PARIS: Pas de "happy end" pour 2020: fin prêts à rouvrir le 15 décembre, cinémas, théâtres et musées enragent de n'avoir désormais plus de perspective précise de réouverture avant le 7 janvier, au moins.
Le secteur culturel, dont les salles sont fermées depuis fin octobre, n'a plus qu'une seule certitude: aucune réouverture n'est à espérer avant cette date.
Face au virus et à une épidémie "qui dure plus qu'on ne l'aurait voulu", il n'était pas question d'accroître "les flux, les concentrations, les brassages de public", a martelé le Premier ministre Jean Castex.
Ni de prendre le risque de voir empirer la situation sanitaire en janvier et décaler "d'autant les perspectives d'un retour à la normale".
Et pour la suite, rien n'est sûr: "nous réexaminerons la possibilité" de rouvrir à partir du 7 janvier, "en fonction de la situation sanitaire à cette échéance" et de la façon dont se seront passées les fêtes, s'est borné à préciser le chef du gouvernement.
Le président de la République avait évoqué fin novembre une possible réouverture des lieux culturels le 15 décembre, mais seulement si la situation sanitaire le permettait.

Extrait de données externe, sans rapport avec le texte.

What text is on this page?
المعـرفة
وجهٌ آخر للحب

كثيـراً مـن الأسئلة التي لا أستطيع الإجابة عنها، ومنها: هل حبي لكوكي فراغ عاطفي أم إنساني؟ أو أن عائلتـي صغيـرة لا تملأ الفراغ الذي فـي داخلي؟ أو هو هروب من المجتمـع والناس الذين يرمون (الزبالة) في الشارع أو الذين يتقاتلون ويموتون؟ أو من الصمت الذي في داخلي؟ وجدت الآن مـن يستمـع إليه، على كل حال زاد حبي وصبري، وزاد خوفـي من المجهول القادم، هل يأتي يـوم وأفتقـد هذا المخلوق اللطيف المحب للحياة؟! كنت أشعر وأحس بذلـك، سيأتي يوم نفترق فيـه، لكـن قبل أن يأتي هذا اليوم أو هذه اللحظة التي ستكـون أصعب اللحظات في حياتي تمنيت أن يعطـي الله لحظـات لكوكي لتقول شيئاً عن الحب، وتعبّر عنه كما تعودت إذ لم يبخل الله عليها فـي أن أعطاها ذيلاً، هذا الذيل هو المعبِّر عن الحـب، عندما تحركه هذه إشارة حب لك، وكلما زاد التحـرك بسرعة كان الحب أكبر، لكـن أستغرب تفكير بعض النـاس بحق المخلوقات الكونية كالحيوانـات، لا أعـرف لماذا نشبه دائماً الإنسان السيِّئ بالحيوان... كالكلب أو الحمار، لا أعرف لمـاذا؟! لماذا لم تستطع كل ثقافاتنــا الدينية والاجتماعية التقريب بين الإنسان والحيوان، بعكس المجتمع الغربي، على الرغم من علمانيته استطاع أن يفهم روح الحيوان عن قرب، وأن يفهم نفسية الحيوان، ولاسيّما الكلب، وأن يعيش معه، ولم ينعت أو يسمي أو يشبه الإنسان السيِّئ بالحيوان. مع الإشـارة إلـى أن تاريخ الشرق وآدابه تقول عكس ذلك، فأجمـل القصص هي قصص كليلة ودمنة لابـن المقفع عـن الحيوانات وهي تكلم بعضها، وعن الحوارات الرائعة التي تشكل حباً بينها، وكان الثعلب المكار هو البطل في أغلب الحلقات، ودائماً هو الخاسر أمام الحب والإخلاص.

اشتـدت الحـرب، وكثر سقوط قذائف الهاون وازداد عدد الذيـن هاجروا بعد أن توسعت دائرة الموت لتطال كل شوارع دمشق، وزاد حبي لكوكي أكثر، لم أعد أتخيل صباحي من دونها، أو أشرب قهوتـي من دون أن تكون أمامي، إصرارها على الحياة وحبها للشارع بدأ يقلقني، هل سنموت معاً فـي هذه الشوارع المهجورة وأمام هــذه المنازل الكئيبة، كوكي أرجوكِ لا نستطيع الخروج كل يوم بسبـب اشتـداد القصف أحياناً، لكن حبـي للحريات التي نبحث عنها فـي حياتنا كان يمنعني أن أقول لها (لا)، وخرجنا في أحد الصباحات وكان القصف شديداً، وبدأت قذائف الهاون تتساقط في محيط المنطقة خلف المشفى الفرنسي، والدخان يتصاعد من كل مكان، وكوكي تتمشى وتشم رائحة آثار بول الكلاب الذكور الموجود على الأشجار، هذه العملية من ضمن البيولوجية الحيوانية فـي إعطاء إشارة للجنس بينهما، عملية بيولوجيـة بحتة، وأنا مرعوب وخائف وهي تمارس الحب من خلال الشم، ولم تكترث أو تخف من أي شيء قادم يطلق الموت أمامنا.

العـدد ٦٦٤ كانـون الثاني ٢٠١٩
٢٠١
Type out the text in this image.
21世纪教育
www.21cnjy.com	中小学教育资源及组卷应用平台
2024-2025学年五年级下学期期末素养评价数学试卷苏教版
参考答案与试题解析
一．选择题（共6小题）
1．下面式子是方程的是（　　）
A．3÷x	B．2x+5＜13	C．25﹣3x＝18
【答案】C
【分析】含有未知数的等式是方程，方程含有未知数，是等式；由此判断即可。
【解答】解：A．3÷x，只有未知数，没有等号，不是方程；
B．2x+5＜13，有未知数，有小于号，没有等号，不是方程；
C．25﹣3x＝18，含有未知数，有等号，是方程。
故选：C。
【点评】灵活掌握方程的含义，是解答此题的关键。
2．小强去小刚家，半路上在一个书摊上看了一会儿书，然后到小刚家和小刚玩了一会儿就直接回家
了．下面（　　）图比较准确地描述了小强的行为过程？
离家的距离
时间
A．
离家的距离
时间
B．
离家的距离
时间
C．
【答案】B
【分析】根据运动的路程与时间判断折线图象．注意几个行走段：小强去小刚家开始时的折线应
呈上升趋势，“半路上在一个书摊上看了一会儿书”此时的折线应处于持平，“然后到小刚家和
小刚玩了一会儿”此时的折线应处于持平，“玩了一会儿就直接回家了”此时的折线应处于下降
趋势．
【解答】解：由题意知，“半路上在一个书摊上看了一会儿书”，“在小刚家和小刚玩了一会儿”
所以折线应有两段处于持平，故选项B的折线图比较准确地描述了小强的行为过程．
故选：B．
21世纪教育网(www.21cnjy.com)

Une condition qui n'avait pas empêché artistes et exploitants de salle de tout mettre en oeuvre pour rouvrir à cette date.
Conscient de la colère à venir du monde de la culture, qui s'est déjà senti à plusieurs reprises oublié des pouvoirs publics depuis le début de la pandémie, le Premier ministre a assuré savoir "combien ces décisions sont difficiles à accepter". Et promis de poursuivre son soutien économique.
"Prendre cette décision (...) nous a été particulièrement douloureux, croyez le bien", a-t-il ajouté: "Je sais à quel point le secteur culturel s'était préparé, que les artistes ont répété, que toutes les filières étaient mobilisées, que tout était prêt pour que les rideaux se lèvent et les écrans s'illuminent".
Consternation et incompréhension
Des mots qui n'ont pas suffi à apaiser: "la culture est donc une fois de plus sacrifiée", a déploré sur les réseaux sociaux le violoncelliste Gautier Capuçon, résumant un sentiment répandu depuis les grands musées jusqu'aux cinémas et théâtres.
"Combien d’artistes ne survivront pas ? Combien d’acteurs de l’écosystème culturel ne s’en relèveront définitivement pas ? Combien de jeunes vont abandonner leur rêve ? ", a-t-il ajouté.
Sur le terrain, "c'est la catastrophe !", illustre Arnaud Vialle, propriétaire du cinéma Rex à Sarlat, fin prêt pour rouvrir avec sapin de Noël et séances réservées aux enfants des écoles de cette ville de Dordogne, avant les vacances.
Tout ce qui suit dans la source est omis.